The most effective approach combines classical cybersecurity with AI expertise. Rather than investing in guardrails that create false confidence, organizations should focus on proper permissioning and containment. The CAMEL framework from Google represents a promising approach—it analyzes what permissions an AI system actually needs for a specific task and restricts capabilities accordingly. For example, if a user only asks for a summary of emails, the system would receive read-only permissions, preventing it from sending emails even if tricked.

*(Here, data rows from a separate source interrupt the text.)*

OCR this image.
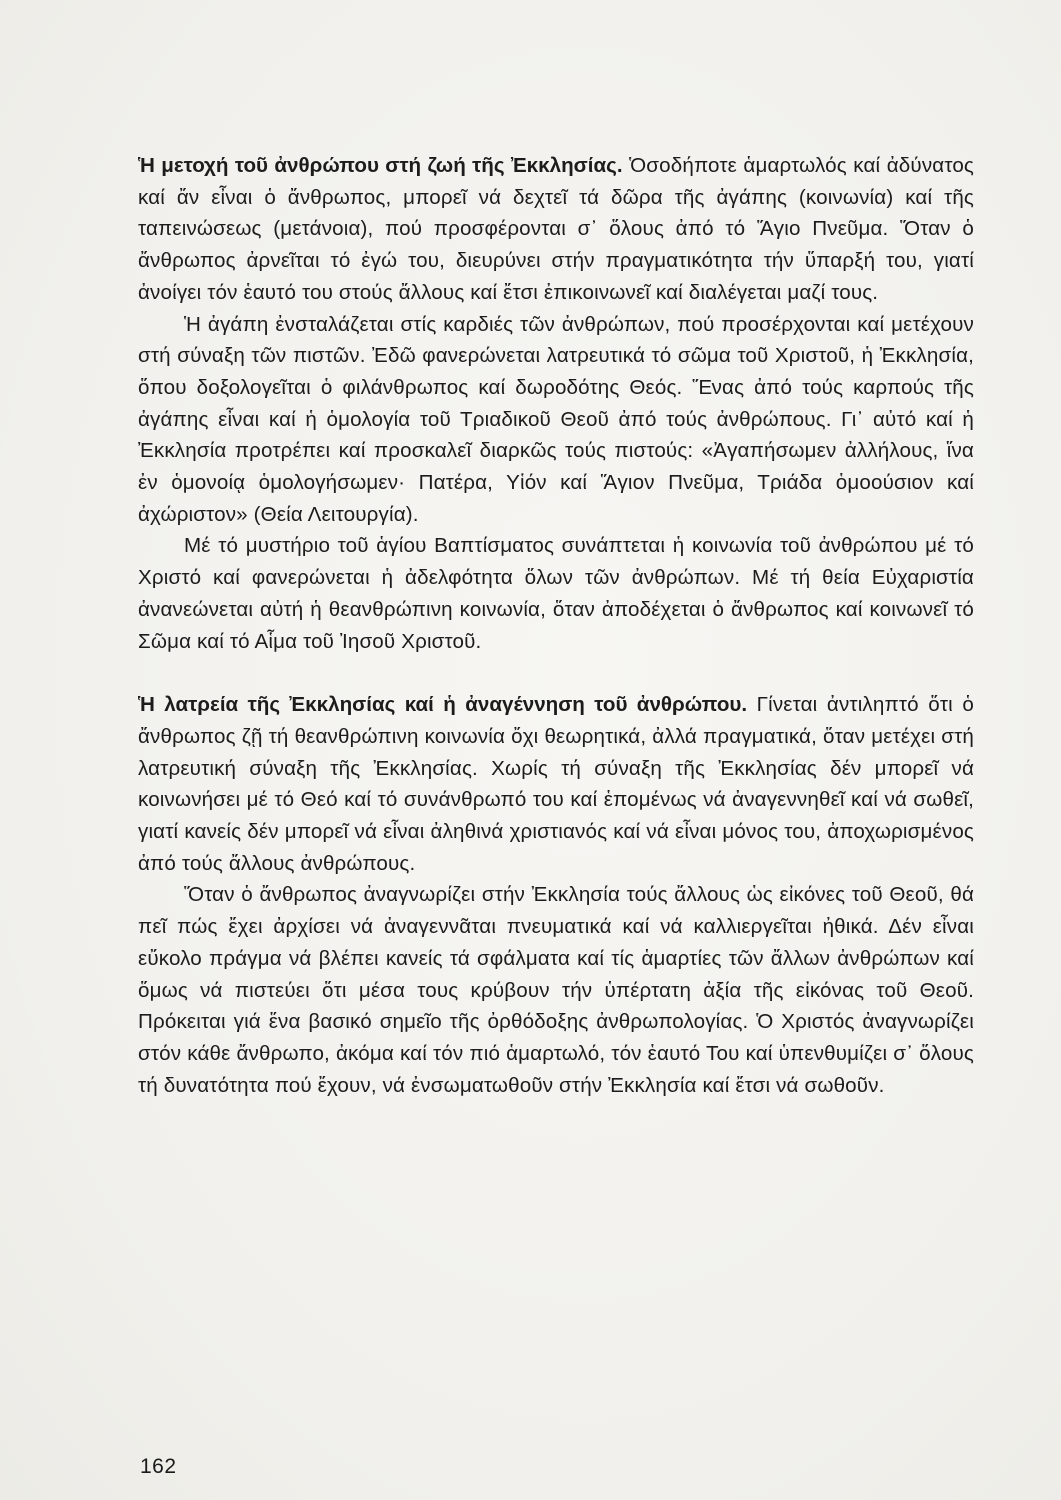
Ἡ μετοχή τοῦ ἀνθρώπου στή ζωή τῆς Ἐκκλησίας. Ὁσοδήποτε ἁμαρτωλός καί ἀδύνατος καί ἄν εἶναι ὁ ἄνθρωπος, μπορεῖ νά δεχτεῖ τά δῶρα τῆς ἀγάπης (κοινωνία) καί τῆς ταπεινώσεως (μετάνοια), πού προσφέρονται σ᾽ ὅλους ἀπό τό Ἅγιο Πνεῦμα. Ὅταν ὁ ἄνθρωπος ἀρνεῖται τό ἐγώ του, διευρύνει στήν πραγματικότητα τήν ὕπαρξή του, γιατί ἀνοίγει τόν ἑαυτό του στούς ἄλλους καί ἔτσι ἐπικοινωνεῖ καί διαλέγεται μαζί τους.

Ἡ ἀγάπη ἐνσταλάζεται στίς καρδιές τῶν ἀνθρώπων, πού προσέρχονται καί μετέχουν στή σύναξη τῶν πιστῶν. Ἐδῶ φανερώνεται λατρευτικά τό σῶμα τοῦ Χριστοῦ, ἡ Ἐκκλησία, ὅπου δοξολογεῖται ὁ φιλάνθρωπος καί δωροδότης Θεός. Ἕνας ἀπό τούς καρπούς τῆς ἀγάπης εἶναι καί ἡ ὁμολογία τοῦ Τριαδικοῦ Θεοῦ ἀπό τούς ἀνθρώπους. Γι᾽ αὐτό καί ἡ Ἐκκλησία προτρέπει καί προσκαλεῖ διαρκῶς τούς πιστούς: «Ἀγαπήσωμεν ἀλλήλους, ἵνα ἐν ὁμονοίᾳ ὁμολογήσωμεν· Πατέρα, Υἱόν καί Ἅγιον Πνεῦμα, Τριάδα ὁμοούσιον καί ἀχώριστον» (Θεία Λειτουργία).

Μέ τό μυστήριο τοῦ ἁγίου Βαπτίσματος συνάπτεται ἡ κοινωνία τοῦ ἀνθρώπου μέ τό Χριστό καί φανερώνεται ἡ ἀδελφότητα ὅλων τῶν ἀνθρώπων. Μέ τή θεία Εὐχαριστία ἀνανεώνεται αὐτή ἡ θεανθρώπινη κοινωνία, ὅταν ἀποδέχεται ὁ ἄνθρωπος καί κοινωνεῖ τό Σῶμα καί τό Αἷμα τοῦ Ἰησοῦ Χριστοῦ.

Ἡ λατρεία τῆς Ἐκκλησίας καί ἡ ἀναγέννηση τοῦ ἀνθρώπου. Γίνεται ἀντιληπτό ὅτι ὁ ἄνθρωπος ζῇ τή θεανθρώπινη κοινωνία ὄχι θεωρητικά, ἀλλά πραγματικά, ὅταν μετέχει στή λατρευτική σύναξη τῆς Ἐκκλησίας. Χωρίς τή σύναξη τῆς Ἐκκλησίας δέν μπορεῖ νά κοινωνήσει μέ τό Θεό καί τό συνάνθρωπό του καί ἑπομένως νά ἀναγεννηθεῖ καί νά σωθεῖ, γιατί κανείς δέν μπορεῖ νά εἶναι ἀληθινά χριστιανός καί νά εἶναι μόνος του, ἀποχωρισμένος ἀπό τούς ἄλλους ἀνθρώπους.

Ὅταν ὁ ἄνθρωπος ἀναγνωρίζει στήν Ἐκκλησία τούς ἄλλους ὡς εἰκόνες τοῦ Θεοῦ, θά πεῖ πώς ἔχει ἀρχίσει νά ἀναγεννᾶται πνευματικά καί νά καλλιεργεῖται ἠθικά. Δέν εἶναι εὔκολο πράγμα νά βλέπει κανείς τά σφάλματα καί τίς ἁμαρτίες τῶν ἄλλων ἀνθρώπων καί ὅμως νά πιστεύει ὅτι μέσα τους κρύβουν τήν ὑπέρτατη ἀξία τῆς εἰκόνας τοῦ Θεοῦ. Πρόκειται γιά ἕνα βασικό σημεῖο τῆς ὀρθόδοξης ἀνθρωπολογίας. Ὁ Χριστός ἀναγνωρίζει στόν κάθε ἄνθρωπο, ἀκόμα καί τόν πιό ἁμαρτωλό, τόν ἑαυτό Του καί ὑπενθυμίζει σ᾽ ὅλους τή δυνατότητα πού ἔχουν, νά ἐνσωματωθοῦν στήν Ἐκκλησία καί ἔτσι νά σωθοῦν.

162
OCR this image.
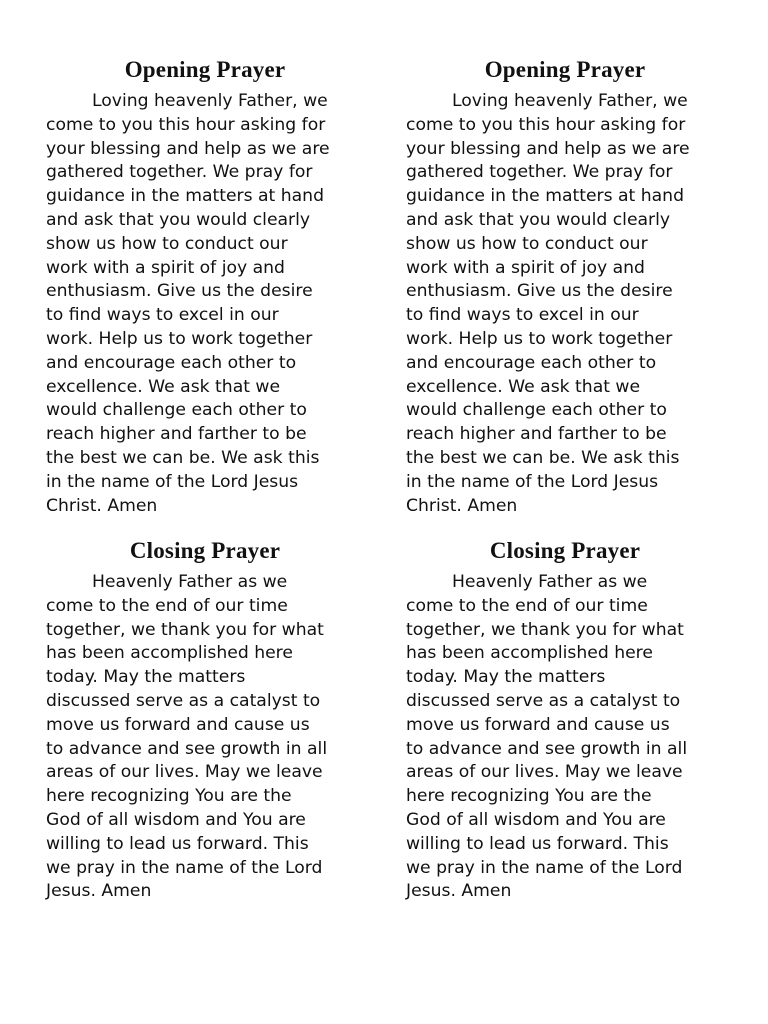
Opening Prayer

Loving heavenly Father, we
come to you this hour asking for
your blessing and help as we are
gathered together. We pray for
guidance in the matters at hand
and ask that you would clearly
show us how to conduct our
work with a spirit of joy and
enthusiasm. Give us the desire
to find ways to excel in our
work. Help us to work together
and encourage each other to
excellence. We ask that we
would challenge each other to
reach higher and farther to be
the best we can be. We ask this
in the name of the Lord Jesus
Christ. Amen

Opening Prayer

Loving heavenly Father, we
come to you this hour asking for
your blessing and help as we are
gathered together. We pray for
guidance in the matters at hand
and ask that you would clearly
show us how to conduct our
work with a spirit of joy and
enthusiasm. Give us the desire
to find ways to excel in our
work. Help us to work together
and encourage each other to
excellence. We ask that we
would challenge each other to
reach higher and farther to be
the best we can be. We ask this
in the name of the Lord Jesus
Christ. Amen

Closing Prayer

Heavenly Father as we
come to the end of our time
together, we thank you for what
has been accomplished here
today. May the matters
discussed serve as a catalyst to
move us forward and cause us
to advance and see growth in all
areas of our lives. May we leave
here recognizing You are the
God of all wisdom and You are
willing to lead us forward. This
we pray in the name of the Lord
Jesus. Amen

Closing Prayer

Heavenly Father as we
come to the end of our time
together, we thank you for what
has been accomplished here
today. May the matters
discussed serve as a catalyst to
move us forward and cause us
to advance and see growth in all
areas of our lives. May we leave
here recognizing You are the
God of all wisdom and You are
willing to lead us forward. This
we pray in the name of the Lord
Jesus. Amen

For leaders implementing AI systems, the implications are clear: first, assess whether your AI system can actually cause damage. Simple chatbots that can't take actions present minimal risk beyond reputational harm. Second, ensure proper permissioning—any data an AI has access to can be leaked, and any actions it can take can be triggered by attackers. Third, consider implementing frameworks like CAMEL that limit permissions based on the specific task. Finally, place an AI security researcher on your team who understands both AI capabilities and security principles—this intersection is where the most valuable protection will come from.

The most dangerous misconception is believing that because you've implemented guardrails, your system is secure. This false confidence may lead to deploying systems with dangerous capabilities before proper security measures are in place. As AI systems become more powerful and widespread, the security challenges will only increase, requiring a fundamental rethinking of how we approach AI safety.